The technique might also speak to the fated inevitability of the more gruesome aspects of this American horror story. BLOOD MERIDIAN is an often nightmarish and surreal trek into the hearts of darkness. The violence is relentless in its escalation. Steven Shaviro argues that McCarthy “sings hymns of violence, its gorgeous language commemorating slaughter in all its sumptuousness and splendor.” It’s a fair argument in a book that features trees of dead babies, graphic depictions of slaughter, regular scalping, extreme castration, and infanticide. McCarthy is challenging us at every turn, eviscerating the myth of the noble cowboy, and ultimately leaving us numb to the waves of bloodletting. In the wake of infants being swung against rocks until they burst in a “bloody spew,” the deepest horrors of the final act seem tame in comparison.

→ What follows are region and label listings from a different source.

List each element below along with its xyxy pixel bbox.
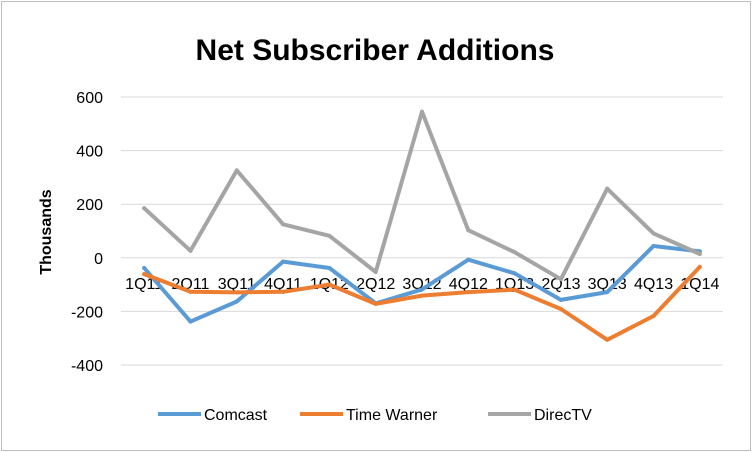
y-tick-label: -400 [71,358,103,375]
series-directv [142,109,702,282]
x-tick-label: 1Q14 [680,276,719,293]
data-point [234,299,239,304]
data-point [188,248,193,253]
series-line [142,109,702,282]
data-point [420,293,424,298]
data-point [373,270,378,275]
chart-title: Net Subscriber Additions [196,34,555,67]
data-point [558,277,563,282]
data-point [605,290,610,295]
x-tick-label: 3Q12 [402,276,441,293]
data-point [512,287,517,292]
data-point [651,244,656,249]
data-point [605,186,610,191]
data-point [234,290,239,295]
x-tick-label: 2Q12 [356,276,395,293]
data-point [142,265,147,270]
series-comcast [142,244,702,324]
data-point [420,109,424,114]
data-point [327,265,332,270]
data-point [327,233,332,238]
x-tick-label: 3Q11 [218,276,256,293]
data-point [512,250,517,255]
data-point [188,319,193,324]
series-time-warner [142,264,702,342]
data-point [466,228,471,233]
data-point [142,206,147,211]
data-point [697,264,702,269]
data-point [697,252,702,257]
data-point [605,337,610,342]
legend-item: Time Warner [300,407,438,424]
data-point [558,306,563,311]
data-point [466,257,471,262]
y-axis-label: Thousands [38,189,55,274]
data-point [651,231,656,236]
y-tick-label: 400 [76,144,103,161]
legend-item: Comcast [158,407,268,424]
y-tick-label: -200 [71,304,103,321]
y-tick-label: 0 [94,251,103,268]
data-point [466,290,471,295]
y-tick-label: 200 [76,197,103,214]
data-point [651,313,656,318]
data-point [373,301,378,306]
gridlines [121,96,723,366]
legend-label: DirecTV [534,407,592,424]
x-tick-label: 4Q13 [634,276,673,293]
x-tick-label: 2Q13 [541,276,580,293]
data-point [558,297,563,302]
legend-label: Comcast [204,407,268,424]
data-point [188,289,193,294]
y-tick-label: 600 [76,90,103,107]
data-point [327,282,332,287]
y-tick-labels: 600 400 200 0 -200 -400 [71,90,103,375]
data-point [142,272,147,277]
data-point [512,271,517,276]
legend-label: Time Warner [346,407,438,424]
data-point [281,222,286,227]
series-lines [142,109,702,342]
data-point [281,289,286,294]
data-point [234,168,239,173]
data-point [420,287,424,292]
data-point [281,259,286,264]
x-tick-label: 4Q12 [449,276,488,293]
legend-item: DirecTV [488,407,592,424]
legend: Comcast Time Warner DirecTV [158,407,592,424]
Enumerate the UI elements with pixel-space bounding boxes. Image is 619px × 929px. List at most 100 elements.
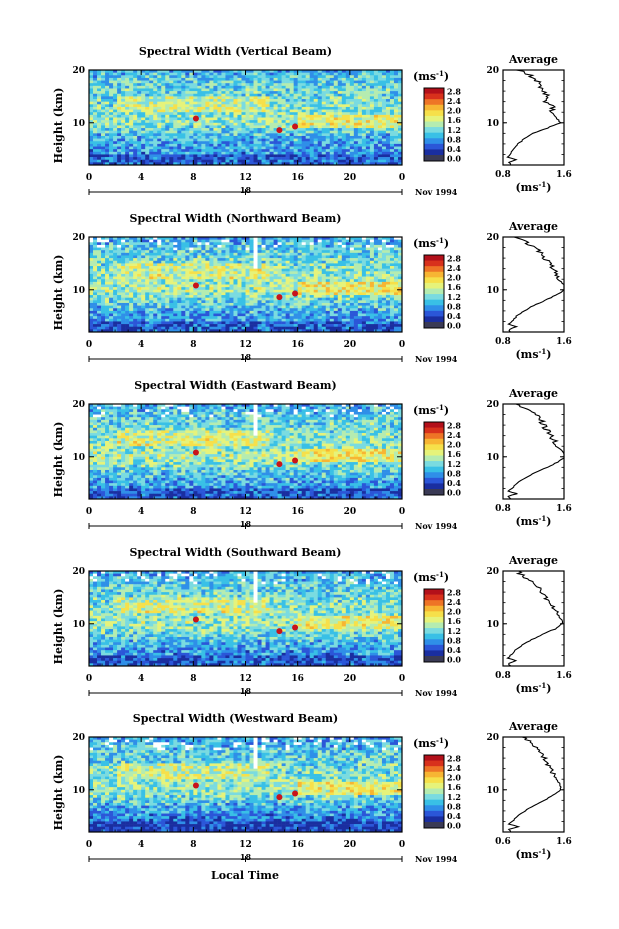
- heatmap-cells: [89, 237, 402, 332]
- panel-title: Spectral Width (Westward Beam): [133, 712, 338, 725]
- date-marker: 18: [240, 185, 252, 195]
- colorbar-tick-label: 2.0: [447, 607, 461, 617]
- profile-x-tick-label: 1.6: [556, 671, 572, 681]
- beam-panel-3: Spectral Width (Eastward Beam)2010Height…: [52, 379, 572, 531]
- y-tick-label: 10: [72, 453, 85, 463]
- heatmap-cells: [89, 571, 402, 666]
- colorbar-tick-label: 0.4: [447, 811, 461, 821]
- colorbar-tick-label: 1.2: [447, 459, 461, 469]
- colorbar-tick-label: 0.0: [447, 488, 461, 498]
- hotspot-1: [193, 283, 199, 289]
- date-marker: 18: [240, 519, 252, 529]
- colorbar-tick-label: 2.8: [447, 754, 461, 764]
- x-tick-label: 16: [291, 674, 304, 684]
- colorbar-tick-label: 2.4: [447, 96, 461, 106]
- profile-y-tick-label: 20: [486, 733, 499, 743]
- heatmap-cells: [89, 70, 402, 165]
- colorbar-tick-label: 0.8: [447, 134, 461, 144]
- x-tick-label: 12: [239, 173, 252, 183]
- colorbar-tick-label: 0.4: [447, 311, 461, 321]
- colorbar-tick-label: 0.4: [447, 645, 461, 655]
- x-tick-label: 4: [138, 507, 144, 517]
- profile-y-tick-label: 10: [486, 119, 499, 129]
- y-tick-label: 10: [72, 119, 85, 129]
- colorbar-tick-label: 2.8: [447, 87, 461, 97]
- colorbar-tick-label: 1.6: [447, 782, 461, 792]
- x-tick-label: 12: [239, 840, 252, 850]
- profile-y-tick-label: 10: [486, 620, 499, 630]
- profile-frame: [503, 737, 564, 832]
- profile-line: [508, 404, 564, 499]
- profile-y-tick-label: 10: [486, 786, 499, 796]
- x-tick-label: 12: [239, 340, 252, 350]
- profile-title: Average: [508, 720, 558, 733]
- y-tick-label: 20: [72, 400, 85, 410]
- beam-panel-4: Spectral Width (Southward Beam) 20 10 Heigh…: [52, 546, 572, 698]
- profile-line: [508, 237, 564, 332]
- y-tick-label: 20: [72, 233, 85, 243]
- y-axis-label: Height (km): [52, 255, 65, 331]
- profile-x-tick-label: 0.6: [495, 837, 511, 847]
- profile-line: [508, 571, 563, 666]
- x-tick-label: 12: [239, 507, 252, 517]
- y-tick-label: 10: [72, 286, 85, 296]
- y-tick-label: 10: [72, 786, 85, 796]
- colorbar-tick-label: 1.6: [447, 616, 461, 626]
- x-tick-label: 0: [399, 173, 405, 183]
- colorbar-tick-label: 2.8: [447, 421, 461, 431]
- beam-panel-2: Spectral Width (Northward Beam) 20 10 Heigh…: [52, 212, 572, 364]
- colorbar-tick-label: 2.4: [447, 263, 461, 273]
- x-tick-label: 20: [344, 507, 357, 517]
- y-axis-label: Height (km): [52, 589, 65, 665]
- panel-title: Spectral Width (Northward Beam): [130, 212, 342, 225]
- panel-title: Spectral Width (Vertical Beam): [139, 45, 332, 58]
- x-tick-label: 8: [190, 173, 196, 183]
- profile-unit: (ms-1): [515, 847, 551, 861]
- profile-y-tick-label: 10: [486, 286, 499, 296]
- profile-title: Average: [508, 220, 558, 233]
- colorbar-tick-label: 2.0: [447, 106, 461, 116]
- profile-x-tick-label: 1.6: [556, 170, 572, 180]
- colorbar-unit: (ms-1): [413, 69, 449, 83]
- profile-title: Average: [508, 387, 558, 400]
- profile-y-tick-label: 20: [486, 66, 499, 76]
- profile-y-tick-label: 20: [486, 567, 499, 577]
- x-tick-label: 20: [344, 674, 357, 684]
- x-tick-label: 0: [399, 840, 405, 850]
- x-tick-label: 8: [190, 340, 196, 350]
- profile-title: Average: [508, 554, 558, 567]
- x-tick-label: 16: [291, 840, 304, 850]
- x-tick-label: 0: [399, 507, 405, 517]
- panel-title: Spectral Width (Southward Beam): [129, 546, 341, 559]
- colorbar-tick-label: 0.0: [447, 154, 461, 164]
- y-axis-label: Height (km): [52, 88, 65, 164]
- profile-x-tick-label: 0.8: [495, 504, 511, 514]
- x-tick-label: 16: [291, 507, 304, 517]
- profile-line: [509, 737, 561, 832]
- hotspot-1: [193, 116, 199, 122]
- date-marker: 18: [240, 686, 252, 696]
- colorbar-tick-label: 1.6: [447, 449, 461, 459]
- profile-unit: (ms-1): [515, 514, 551, 528]
- x-tick-label: 20: [344, 840, 357, 850]
- profile-x-tick-label: 0.8: [495, 671, 511, 681]
- x-tick-label: 4: [138, 840, 144, 850]
- y-axis-label: Height (km): [52, 755, 65, 831]
- x-tick-label: 0: [86, 840, 92, 850]
- date-label: Nov 1994: [415, 187, 458, 197]
- profile-unit: (ms-1): [515, 681, 551, 695]
- colorbar-tick-label: 2.8: [447, 254, 461, 264]
- hotspot-1: [193, 450, 199, 456]
- profile-x-tick-label: 0.8: [495, 170, 511, 180]
- colorbar-tick-label: 2.4: [447, 430, 461, 440]
- x-tick-label: 16: [291, 340, 304, 350]
- y-tick-label: 20: [72, 66, 85, 76]
- colorbar-tick-label: 0.8: [447, 635, 461, 645]
- profile-unit: (ms-1): [515, 347, 551, 361]
- colorbar: [424, 88, 444, 161]
- colorbar-tick-label: 2.8: [447, 588, 461, 598]
- heatmap-cells: [89, 737, 402, 832]
- colorbar-unit: (ms-1): [413, 403, 449, 417]
- profile-unit: (ms-1): [515, 180, 551, 194]
- profile-frame: [503, 571, 564, 666]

Which makes the ambiguous ending all the more powerful. As McCarthy has done in his later works, most notably No Country for Old Men, the fates of key characters happen off page. The fate of the the kid at the hands of the Judge is never spoken aloud, only inferred through the actions and language of the bystanders. The presumptive psychosexual consumption of the anti-hero by the primary protagonist is monumental in its meaning and yet it is written in a way that could be see as a coda or an aside. It too is just another act in a timeless cycle.

The Judge – an enormous, pale, and mystically depicted figure – is not so much the embodiment of evil as, according to several critics, a servant of a creative and destructive force. “What exists, he said. Whatever in creation exists without my knowledge exists without my consent.” His fatalistic approach to existence drives much of the violence in the book, along with the notion that war is a god. His vision of America is one born to war, defined by war, and it’s inevitable future is an endless war. “It makes no difference what men think of war, said the judge. War endures…War was always here. Before man was, war waited for him.” Even more than his Pulitzer Prize-winning The Road, McCarthy’s idea that the future of humanity is war is one of his most nihilistic.

Fan art for Judge Holden as envisaged by Betatesthighlander1

The grim interpretation of creation is just some of the religious imagery etched into every aspect of the book. The Judge, initially introduced as a kind of revivalist preacher, regularly involves the group in theological debates. He has been compared to a god, a devil, a creator, a gnostic archon, a trickster and so on. Yet perhaps it’s a debate – the existence of goodness in a world full of evil deeds – that gnostic humans cannot possibly comprehend. “A man’s at odd to know his mind cause his mind is aught he has to know it with. He can know his heart, but he don’t want to. Rightly so. Best not to look in there.” McCarthy confirms the unattainability of this knowledge in the final pages as a passerby, seeking to view the fate of the kid, is told as much in a paraphrased way: “I wouldn’t go in there if I was you.

It’s impossible to convey the impact that BLOOD MERIDIAN has had on me over the years. This is about my third read-through and I’m still finding large pieces to unpack, and will probably continue to do so as the years go by. It’s an even bleaker journey than I remember, and like the Judge it will endure well beyond the lifespan of anyone reading these words. “His feet are light and nimble. He never sleeps. He says that he will never die.